No Cancioneiro da Inconfidência,
Cecília Meireles descreve a desgraça do negro na cata do ouro. Vou
transcrever um pedacinho:
Já se ouve cantar o negro,
Que saudade pela serra!
Os corpos naquelas águas,
As almas por longe terra.
Em cada vida de escravo.
Que surda, perdida guerra!
Faço uma paródia para se aplicar ao meu
pai:
O corpo naqueles campos,
A alma por longes terras...
Meu pai perdera a guerra. Testa coberta
de suor, foice na mão, ele não queria travar uma batalha com a
natureza. Ele não nascera para a agricultura. Não nascera para a
solidão dos pastos. Sua alma viajava por outros lugares. O apito das
locomotivas, o cheiro do carvão, as viagens, o sacolejar do trem
cortando os campos, as estações ferroviárias, os hotéis, a
caderneta quilométrica, e ele fazendo a praça, espalhando palavras
alegres para convencer os fregueses, o retorno à casa depois do
triunfo comercial de cada viagem. Sonhava outra vida.

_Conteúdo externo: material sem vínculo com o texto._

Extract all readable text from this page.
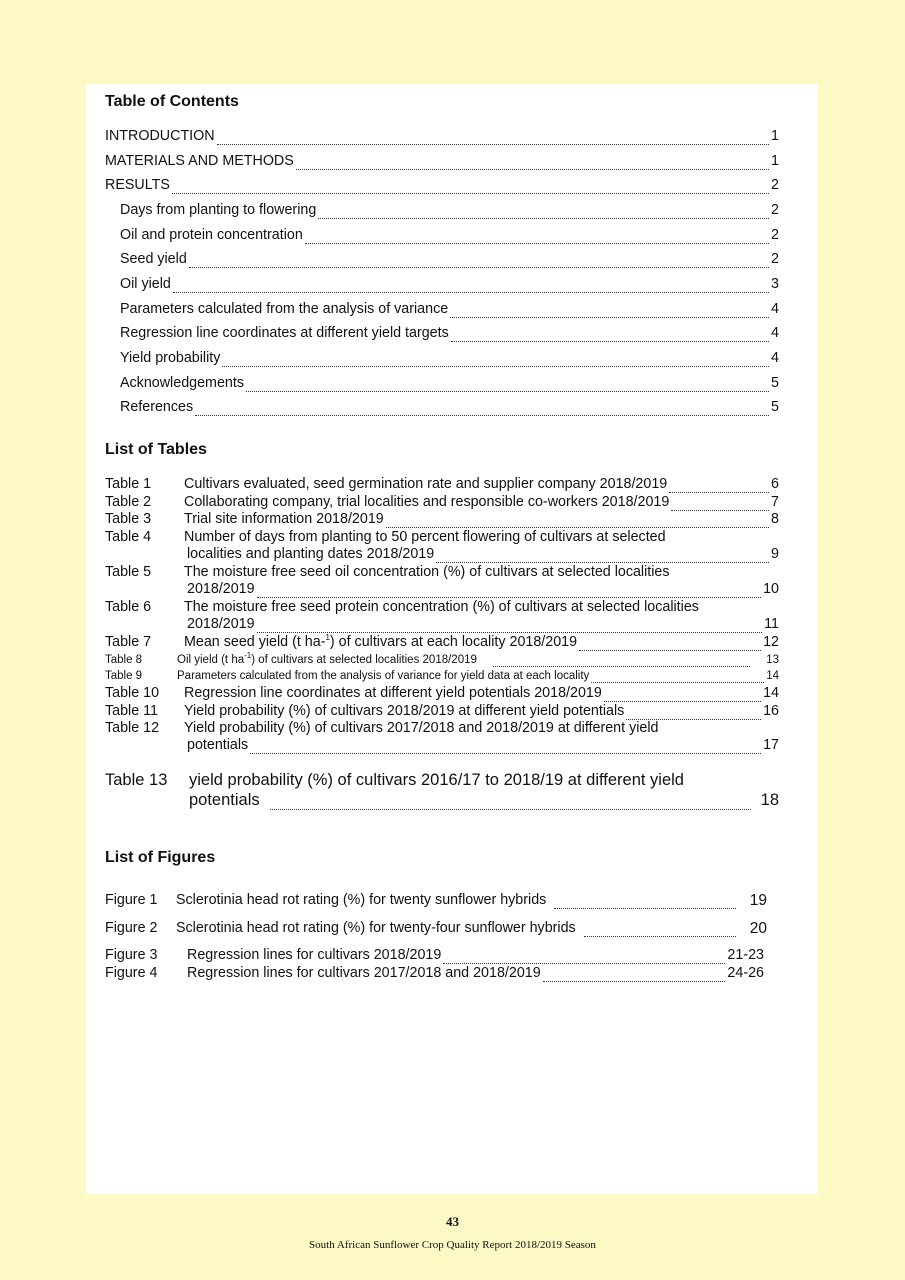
Table of Contents
INTRODUCTION	1
MATERIALS AND METHODS	1
RESULTS	2
Days from planting to flowering	2
Oil and protein concentration	2
Seed yield	2
Oil yield	3
Parameters calculated from the analysis of variance	4
Regression line coordinates at different yield targets	4
Yield probability	4
Acknowledgements	5
References	5
List of Tables
Table 1	Cultivars evaluated, seed germination rate and supplier company 2018/2019	6
Table 2	Collaborating company, trial localities and responsible co-workers 2018/2019	7
Table 3	Trial site information 2018/2019	8
Table 4	Number of days from planting to 50 percent flowering of cultivars at selected
localities and planting dates 2018/2019	9
Table 5	The moisture free seed oil concentration (%) of cultivars at selected localities
2018/2019	10
Table 6	The moisture free seed protein concentration (%) of cultivars at selected localities
2018/2019	11
Table 7	Mean seed yield (t ha-$^1$) of cultivars at each locality 2018/2019	12
Table 8	Oil yield (t $ha^{-1}$) of cultivars at selected localities 2018/2019	13
Table 9	Parameters calculated from the analysis of variance for yield data at each locality	14
Table 10	Regression line coordinates at different yield potentials 2018/2019	14
Table 11	Yield probability (%) of cultivars 2018/2019 at different yield potentials	16
Table 12	Yield probability (%) of cultivars 2017/2018 and 2018/2019 at different yield
potentials	17
Table 13	yield probability (%) of cultivars 2016/17 to 2018/19 at different yield
potentials	18
List of Figures
Figure 1	Sclerotinia head rot rating (%) for twenty sunflower hybrids	19
Figure 2	Sclerotinia head rot rating (%) for twenty-four sunflower hybrids	20
Figure 3	Regression lines for cultivars 2018/2019	21-23
Figure 4	Regression lines for cultivars 2017/2018 and 2018/2019	24-26
43
South African Sunflower Crop Quality Report 2018/2019 Season
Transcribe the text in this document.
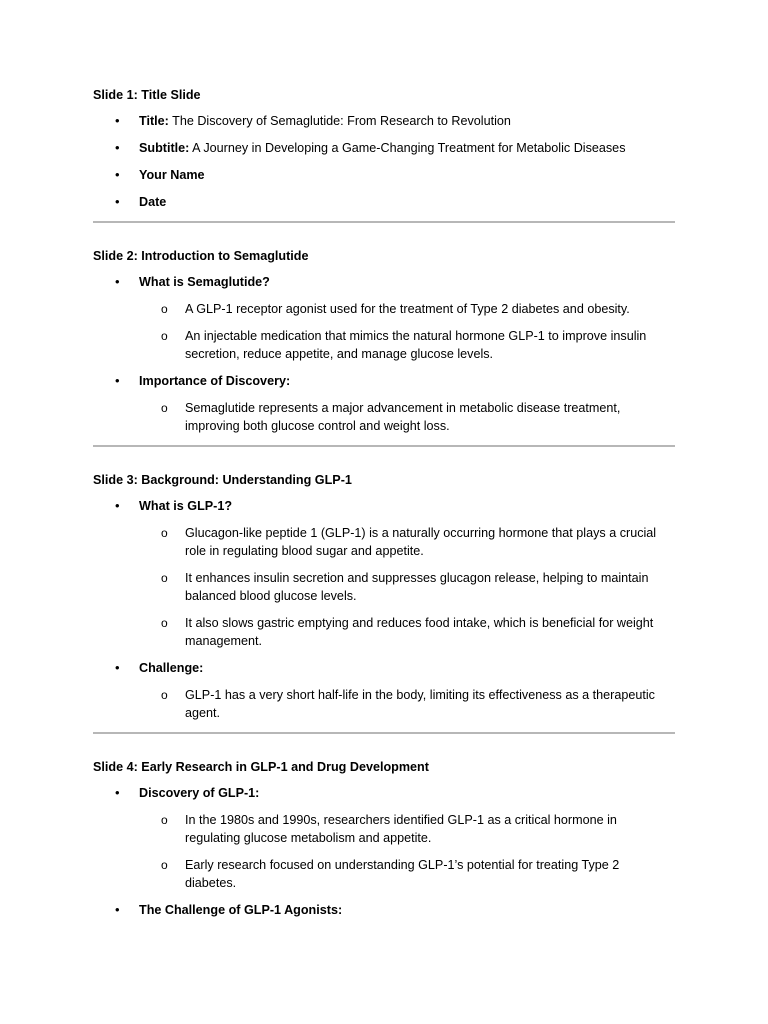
Slide 1: Title Slide
• Title: The Discovery of Semaglutide: From Research to Revolution
• Subtitle: A Journey in Developing a Game-Changing Treatment for Metabolic Diseases
• Your Name
• Date
Slide 2: Introduction to Semaglutide
• What is Semaglutide?
o A GLP-1 receptor agonist used for the treatment of Type 2 diabetes and obesity.
o An injectable medication that mimics the natural hormone GLP-1 to improve insulin secretion, reduce appetite, and manage glucose levels.
• Importance of Discovery:
o Semaglutide represents a major advancement in metabolic disease treatment, improving both glucose control and weight loss.
Slide 3: Background: Understanding GLP-1
• What is GLP-1?
o Glucagon-like peptide 1 (GLP-1) is a naturally occurring hormone that plays a crucial role in regulating blood sugar and appetite.
o It enhances insulin secretion and suppresses glucagon release, helping to maintain balanced blood glucose levels.
o It also slows gastric emptying and reduces food intake, which is beneficial for weight management.
• Challenge:
o GLP-1 has a very short half-life in the body, limiting its effectiveness as a therapeutic agent.
Slide 4: Early Research in GLP-1 and Drug Development
• Discovery of GLP-1:
o In the 1980s and 1990s, researchers identified GLP-1 as a critical hormone in regulating glucose metabolism and appetite.
o Early research focused on understanding GLP-1’s potential for treating Type 2 diabetes.
• The Challenge of GLP-1 Agonists:
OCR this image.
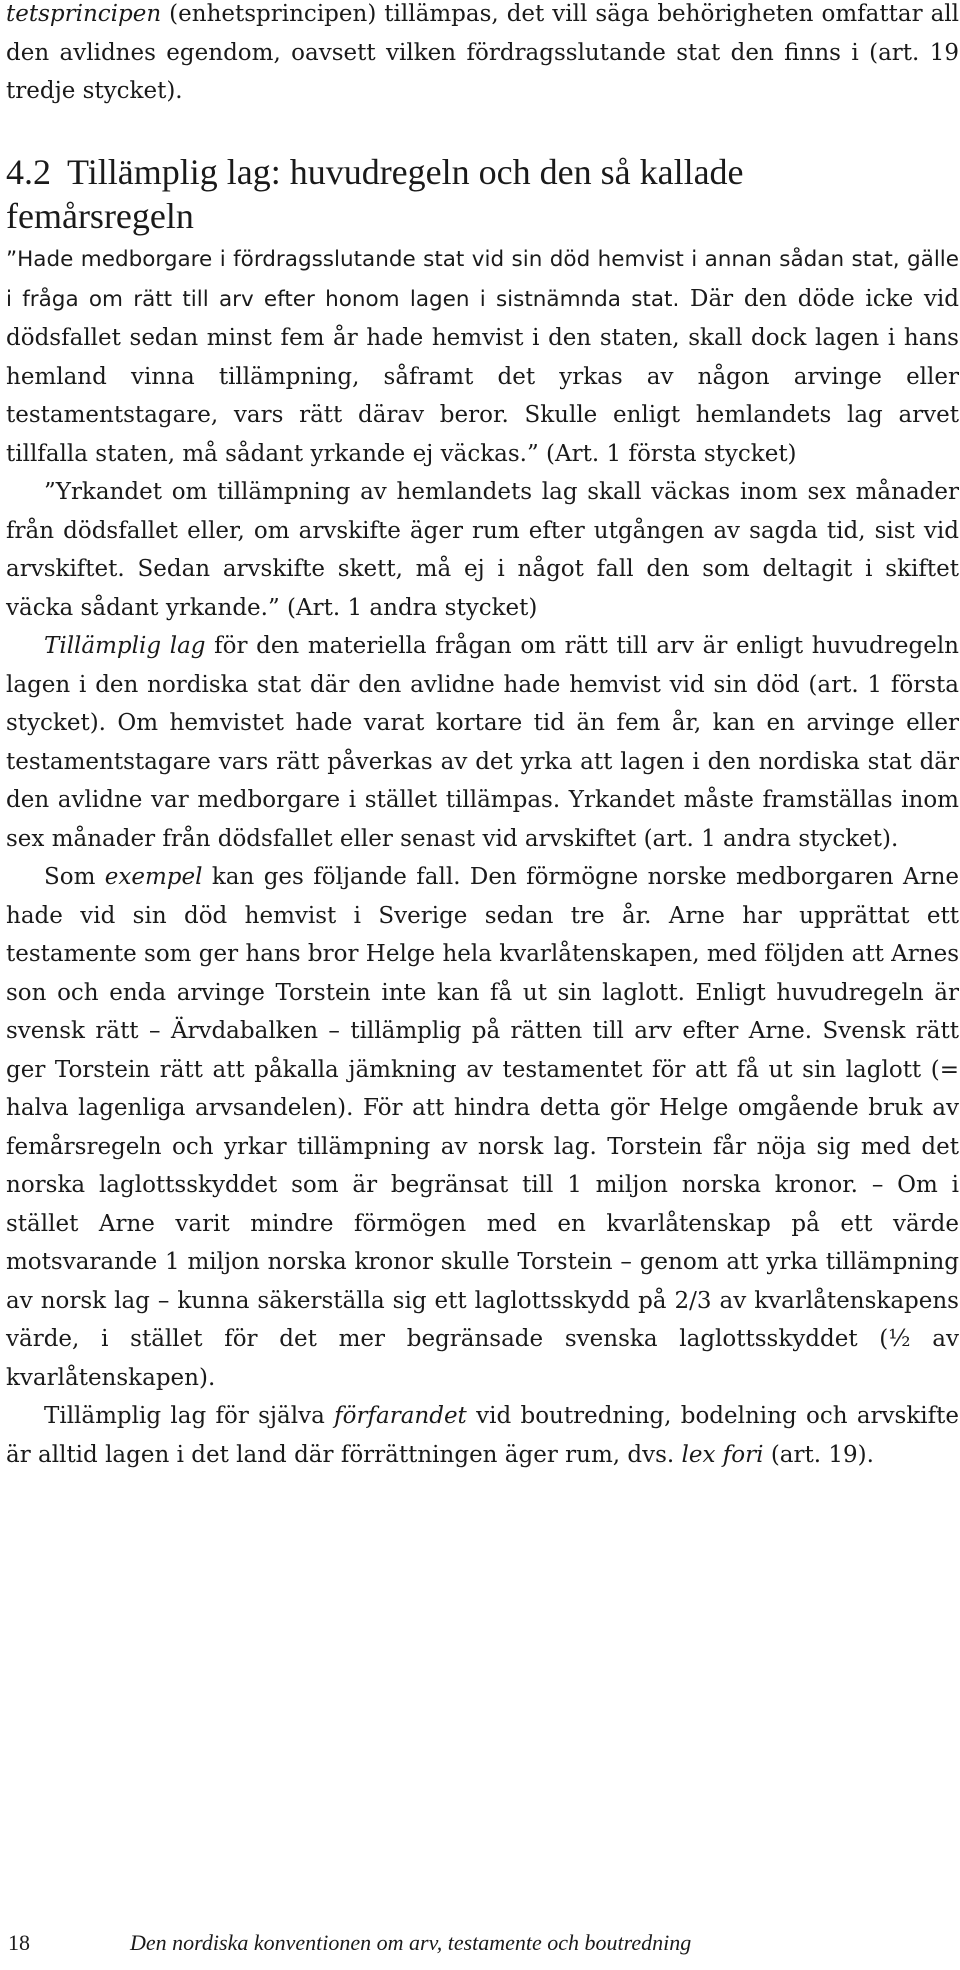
tetsprincipen (enhetsprincipen) tillämpas, det vill säga behörigheten omfattar all den avlidnes egendom, oavsett vilken fördragsslutande stat den finns i (art. 19 tredje stycket).
4.2 Tillämplig lag: huvudregeln och den så kallade femårsregeln

”Hade medborgare i fördragsslutande stat vid sin död hemvist i annan sådan stat, gälle i fråga om rätt till arv efter honom lagen i sistnämnda stat. Där den döde icke vid dödsfallet sedan minst fem år hade hemvist i den staten, skall dock lagen i hans hemland vinna tillämpning, såframt det yrkas av någon arvinge eller testamentstagare, vars rätt därav beror. Skulle enligt hemlandets lag arvet tillfalla staten, må sådant yrkande ej väckas.” (Art. 1 första stycket)

”Yrkandet om tillämpning av hemlandets lag skall väckas inom sex månader från dödsfallet eller, om arvskifte äger rum efter utgången av sagda tid, sist vid arvskiftet. Sedan arvskifte skett, må ej i något fall den som deltagit i skiftet väcka sådant yrkande.” (Art. 1 andra stycket)

Tillämplig lag för den materiella frågan om rätt till arv är enligt huvudregeln lagen i den nordiska stat där den avlidne hade hemvist vid sin död (art. 1 första stycket). Om hemvistet hade varat kortare tid än fem år, kan en arvinge eller testamentstagare vars rätt påverkas av det yrka att lagen i den nordiska stat där den avlidne var medborgare i stället tillämpas. Yrkandet måste framställas inom sex månader från dödsfallet eller senast vid arvskiftet (art. 1 andra stycket).

Som exempel kan ges följande fall. Den förmögne norske medborgaren Arne hade vid sin död hemvist i Sverige sedan tre år. Arne har upprättat ett testamente som ger hans bror Helge hela kvarlåtenskapen, med följden att Arnes son och enda arvinge Torstein inte kan få ut sin laglott. Enligt huvudregeln är svensk rätt – Ärvdabalken – tillämplig på rätten till arv efter Arne. Svensk rätt ger Torstein rätt att påkalla jämkning av testamentet för att få ut sin laglott (= halva lagenliga arvsandelen). För att hindra detta gör Helge omgående bruk av femårsregeln och yrkar tillämpning av norsk lag. Torstein får nöja sig med det norska laglottsskyddet som är begränsat till 1 miljon norska kronor. – Om i stället Arne varit mindre förmögen med en kvarlåtenskap på ett värde motsvarande 1 miljon norska kronor skulle Torstein – genom att yrka tillämpning av norsk lag – kunna säkerställa sig ett laglottsskydd på 2/3 av kvarlåtenskapens värde, i stället för det mer begränsade svenska laglottsskyddet (½ av kvarlåtenskapen).

Tillämplig lag för själva förfarandet vid boutredning, bodelning och arvskifte är alltid lagen i det land där förrättningen äger rum, dvs. lex fori (art. 19).

18	Den nordiska konventionen om arv, testamente och boutredning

Essa outra vida começava com as
locomotivas. Sonhava mudar-se para Juiz de Fora e dizia: “Em Juiz
de Fora as rodas das locomotivas são da altura do seu irmão
Ivan...” . Eu me assombrava ao ouvir falar dessas coisas que eu
nunca vira. Ele abria então a Encyclopaedia no volume XI, “K
— Macchabeus”, e me mostrava as fotografias. “Quem inventou a
locomotiva foi um inglês chamado George Stephenson”, ele dizia.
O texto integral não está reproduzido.